Ich sprach mit Journalisten, die mit dem Team nach Bern reisten und wieder zurück. So schrieb Cengiz Semercioglu für «Hurriyet»: «Hätte ich den Match in der Schweiz nicht mit eigenen Augen gesehen, hätte ich den Berichten vielleicht geglaubt. Aber es gab nicht die geringsten Handgreiflichkeiten. Nationalcoach Fatih Terim beklagte sich, dass die Schweizer während der Nationalhymne gepfiffen hätten. Nun, dasselbe passiert in der Türkei bei jeder Partie und sogar an Europacup-Matches. Und während wir das Schweizer Team am Zoll 90 Minuten warten liessen, konnte das türkische Team mitsamt Fans innerhalb von fünf Minuten die Schweizer Passkontrolle passieren. Ich war schon in Dutzenden von Ländern, und die schnellste Zollkontrolle, die ich je erlebte, war im Schweizer Flughafen. Hinzu kommt, dass Aussagen von Terim und Davut Disli, dem Verantwortlichen für das Nationalteam, das Verhalten der Fans nur noch verschärften. Am Flughafen in Istanbul zeigten Leute Transparente mit Schimpfwörtern gegen Alex Frei. Ich kann mir vorstellen, was in den hiesigen Zeitungen abgehen würde, wenn dasselbe gegen unsere Spieler passiert wäre. Aber dieselben Medien, welche sich über die kleinsten Provokationen der Schweizer entrüsteten, haben beispielsweise «Dreckige Schweiz» getitelt. Ich war am Spiel in der Schweiz anwesend und muss sagen, dass sie diese Behandlung nicht verdiente.»

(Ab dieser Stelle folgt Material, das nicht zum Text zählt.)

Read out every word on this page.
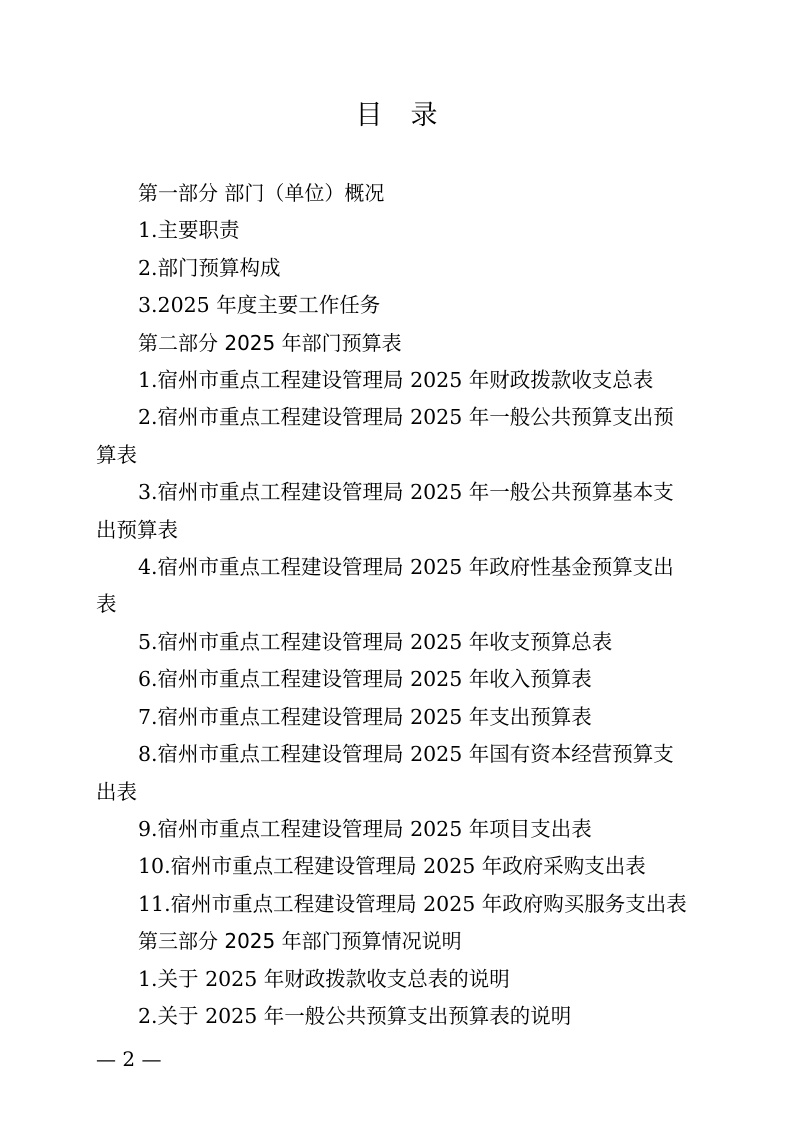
目录
第一部分 部门（单位）概况
1.主要职责
2.部门预算构成
3.2025 年度主要工作任务
第二部分 2025 年部门预算表
1.宿州市重点工程建设管理局 2025 年财政拨款收支总表
2.宿州市重点工程建设管理局 2025 年一般公共预算支出预算表
3.宿州市重点工程建设管理局 2025 年一般公共预算基本支出预算表
4.宿州市重点工程建设管理局 2025 年政府性基金预算支出表
5.宿州市重点工程建设管理局 2025 年收支预算总表
6.宿州市重点工程建设管理局 2025 年收入预算表
7.宿州市重点工程建设管理局 2025 年支出预算表
8.宿州市重点工程建设管理局 2025 年国有资本经营预算支出表
9.宿州市重点工程建设管理局 2025 年项目支出表
10.宿州市重点工程建设管理局 2025 年政府采购支出表
11.宿州市重点工程建设管理局 2025 年政府购买服务支出表
第三部分 2025 年部门预算情况说明
1.关于 2025 年财政拨款收支总表的说明
2.关于 2025 年一般公共预算支出预算表的说明
— 2 —
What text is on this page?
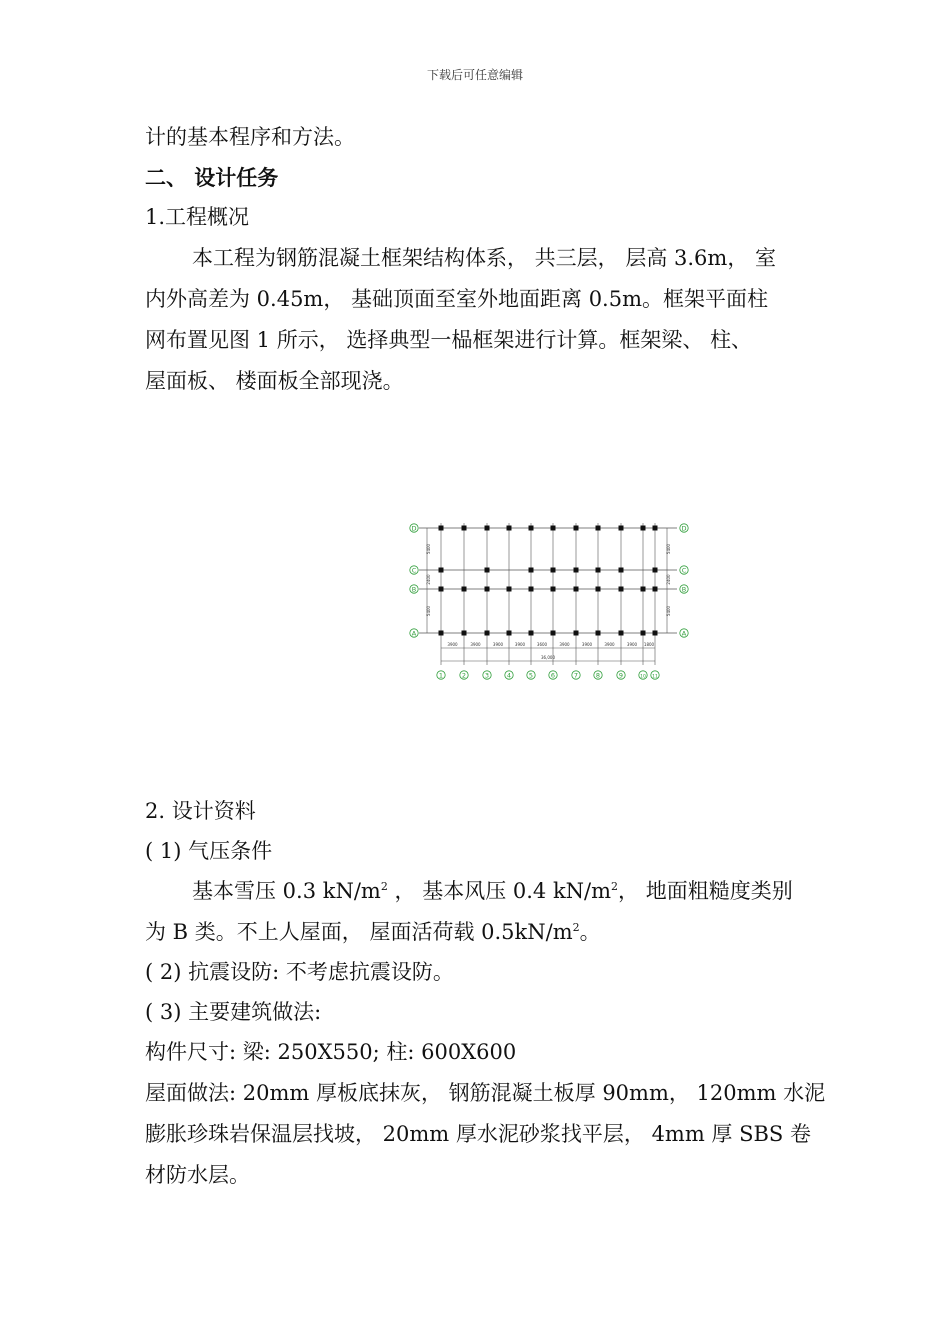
下载后可任意编辑
计的基本程序和方法。
二、 设计任务
1.工程概况
本工程为钢筋混凝土框架结构体系， 共三层， 层高 3.6m， 室
内外高差为 0.45m， 基础顶面至室外地面距离 0.5m。框架平面柱
网布置见图 1 所示， 选择典型一榀框架进行计算。框架梁、 柱、
屋面板、 楼面板全部现浇。
D	D
C	C
B	B
A	A
5400	5400
2400	2400
5400	5400
3900	3900	3900	3900	3600	3900	3900	3900	3900 1800
36,000
1	2	3	4	5	6	7	8	9	10 11
2. 设计资料
( 1) 气压条件
基本雪压 0.3 $kN/m^2$ ， 基本风压 0.4 $kN/m^2$， 地面粗糙度类别
为 B 类。不上人屋面， 屋面活荷载 $0.5kN/m^2$。
( 2) 抗震设防: 不考虑抗震设防。
( 3) 主要建筑做法:
构件尺寸: 梁: 250X550; 柱: 600X600
屋面做法: 20mm 厚板底抹灰， 钢筋混凝土板厚 90mm， 120mm 水泥
膨胀珍珠岩保温层找坡， 20mm 厚水泥砂浆找平层， 4mm 厚 SBS 卷
材防水层。
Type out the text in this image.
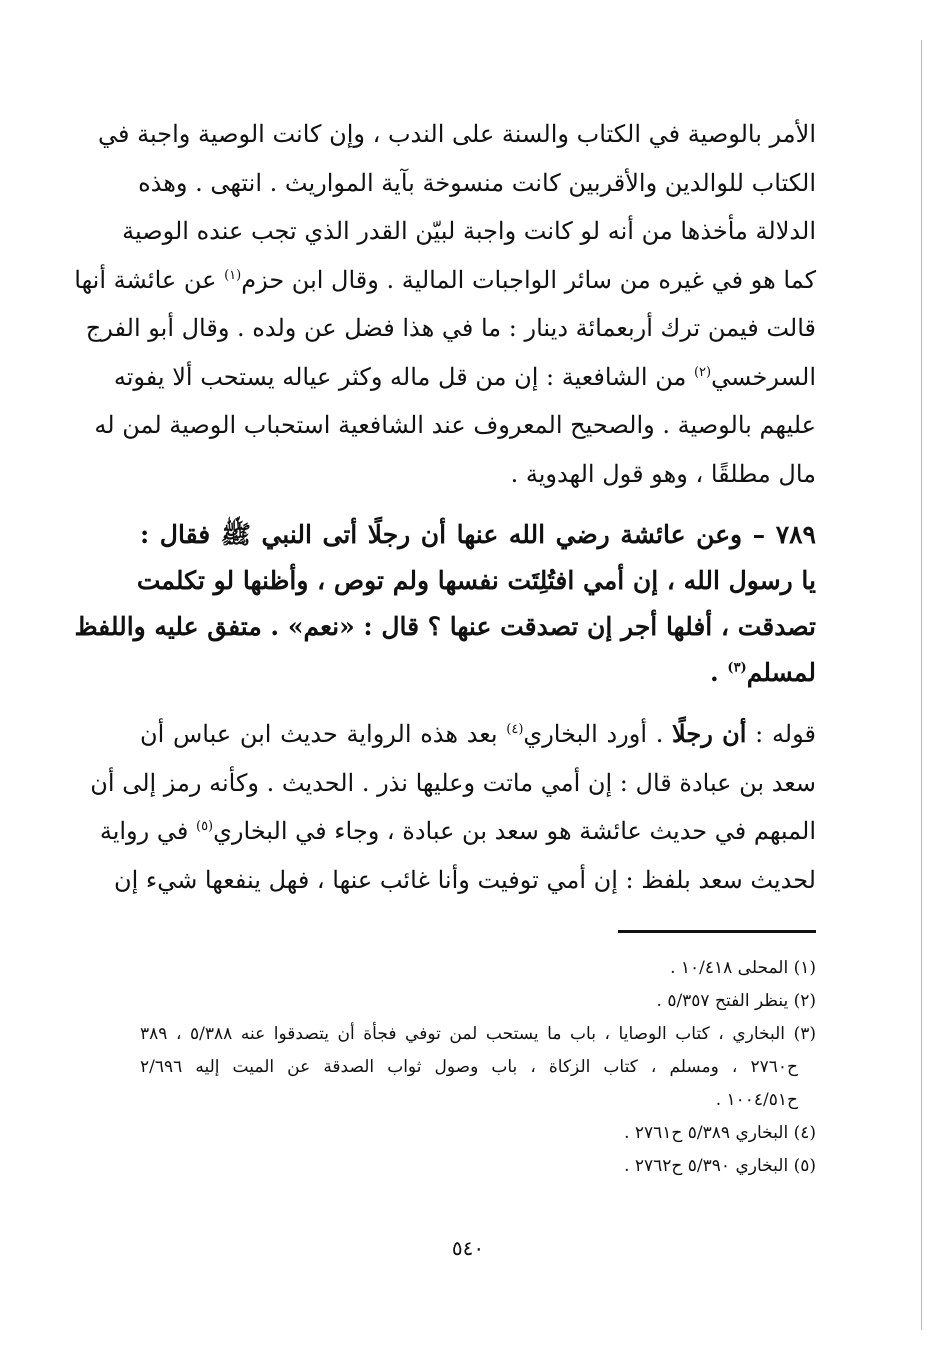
الأمر بالوصية في الكتاب والسنة على الندب ، وإن كانت الوصية واجبة في
الكتاب للوالدين والأقربين كانت منسوخة بآية المواريث . انتهى . وهذه
الدلالة مأخذها من أنه لو كانت واجبة لبيّن القدر الذي تجب عنده الوصية
كما هو في غيره من سائر الواجبات المالية . وقال ابن حزم$^{(١)}$ عن عائشة أنها
قالت فيمن ترك أربعمائة دينار : ما في هذا فضل عن ولده . وقال أبو الفرج
السرخسي$^{(٢)}$ من الشافعية : إن من قل ماله وكثر عياله يستحب ألا يفوته
عليهم بالوصية . والصحيح المعروف عند الشافعية استحباب الوصية لمن له
مال مطلقًا ، وهو قول الهدوية .
٧٨٩ – وعن عائشة رضي الله عنها أن رجلًا أتى النبي ﷺ فقال :
يا رسول الله ، إن أمي افتُلِتَت نفسها ولم توص ، وأظنها لو تكلمت
تصدقت ، أفلها أجر إن تصدقت عنها ؟ قال : «نعم» . متفق عليه واللفظ
لمسلم$^{(٣)}$ .
قوله : أن رجلًا . أورد البخاري$^{(٤)}$ بعد هذه الرواية حديث ابن عباس أن
سعد بن عبادة قال : إن أمي ماتت وعليها نذر . الحديث . وكأنه رمز إلى أن
المبهم في حديث عائشة هو سعد بن عبادة ، وجاء في البخاري$^{(٥)}$ في رواية
لحديث سعد بلفظ : إن أمي توفيت وأنا غائب عنها ، فهل ينفعها شيء إن
(١) المحلى ١٠/٤١٨ .
(٢) ينظر الفتح ٥/٣٥٧ .
(٣) البخاري ، كتاب الوصايا ، باب ما يستحب لمن توفي فجأة أن يتصدقوا عنه ٥/٣٨٨ ، ٣٨٩
ح٢٧٦٠ ، ومسلم ، كتاب الزكاة ، باب وصول ثواب الصدقة عن الميت إليه ٢/٦٩٦
ح١٠٠٤/٥١ .
(٤) البخاري ٥/٣٨٩ ح٢٧٦١ .
(٥) البخاري ٥/٣٩٠ ح٢٧٦٢ .
٥٤٠
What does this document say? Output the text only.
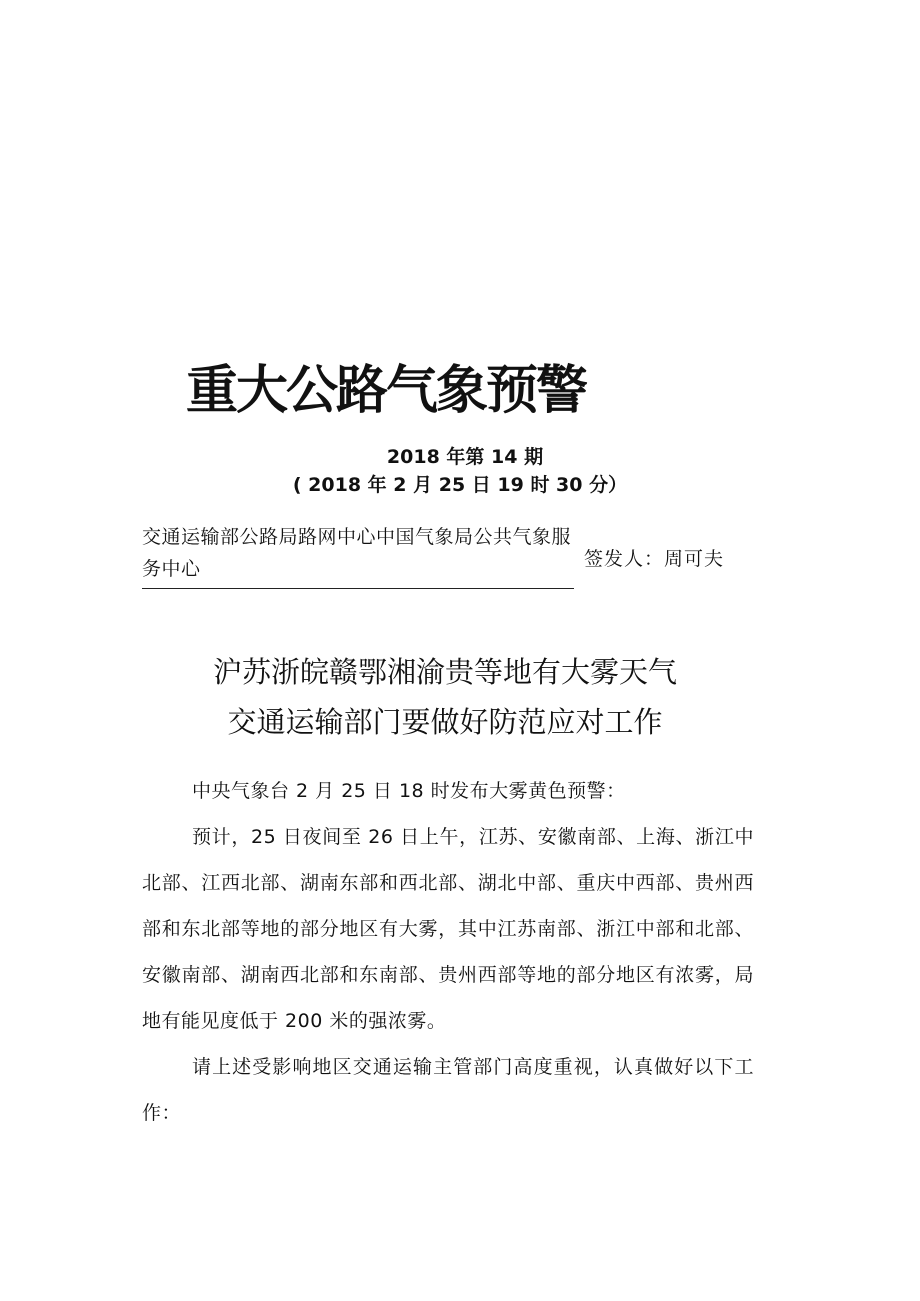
重大公路气象预警
2018 年第 14 期
( 2018 年 2 月 25 日 19 时 30 分）
交通运输部公路局路网中心中国气象局公共气象服务中心	签发人：周可夫
沪苏浙皖赣鄂湘渝贵等地有大雾天气
交通运输部门要做好防范应对工作
中央气象台 2 月 25 日 18 时发布大雾黄色预警：
预计，25 日夜间至 26 日上午，江苏、安徽南部、上海、浙江中北部、江西北部、湖南东部和西北部、湖北中部、重庆中西部、贵州西部和东北部等地的部分地区有大雾，其中江苏南部、浙江中部和北部、安徽南部、湖南西北部和东南部、贵州西部等地的部分地区有浓雾，局地有能见度低于 200 米的强浓雾。
请上述受影响地区交通运输主管部门高度重视，认真做好以下工作：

Cengiz ist einer der wenigen türkischen Journalisten, welche die Wahrheit schreiben, ohne Angst haben zu müssen. Wir waren vor diesem Rückspiel so angespannt als Gesellschaft, dass es in einer Katastrophe hätte enden können. Wir vergassen letztlich, dass es nur ein Spiel war. Wir machten es zu einer Begegnung, in der es um Leben oder Tod ging.

Vom ersten Moment an, als das Schweizer Team in Istanbul war, griffen wir zu allen möglichen Mitteln der Einschüchterung. Wir kreierten eine Atmosphäre, von der wir glaubten, sie würde uns helfen, die Schweizer zu schlagen. Diese Flüche, diese Eierwürfe, diese Tritte, diese Schläge . . . Die Arroganz, die einige Mitglieder des Schweizer Teams vor und nach den Partien zeigten, rechtfertigt jedenfalls keines dieser Mittel.

Nun, wir haben nicht nur die Qualifikation für die Fussball-Weltmeisterschaft verpasst, sondern auch eine Prüfung nicht bestanden.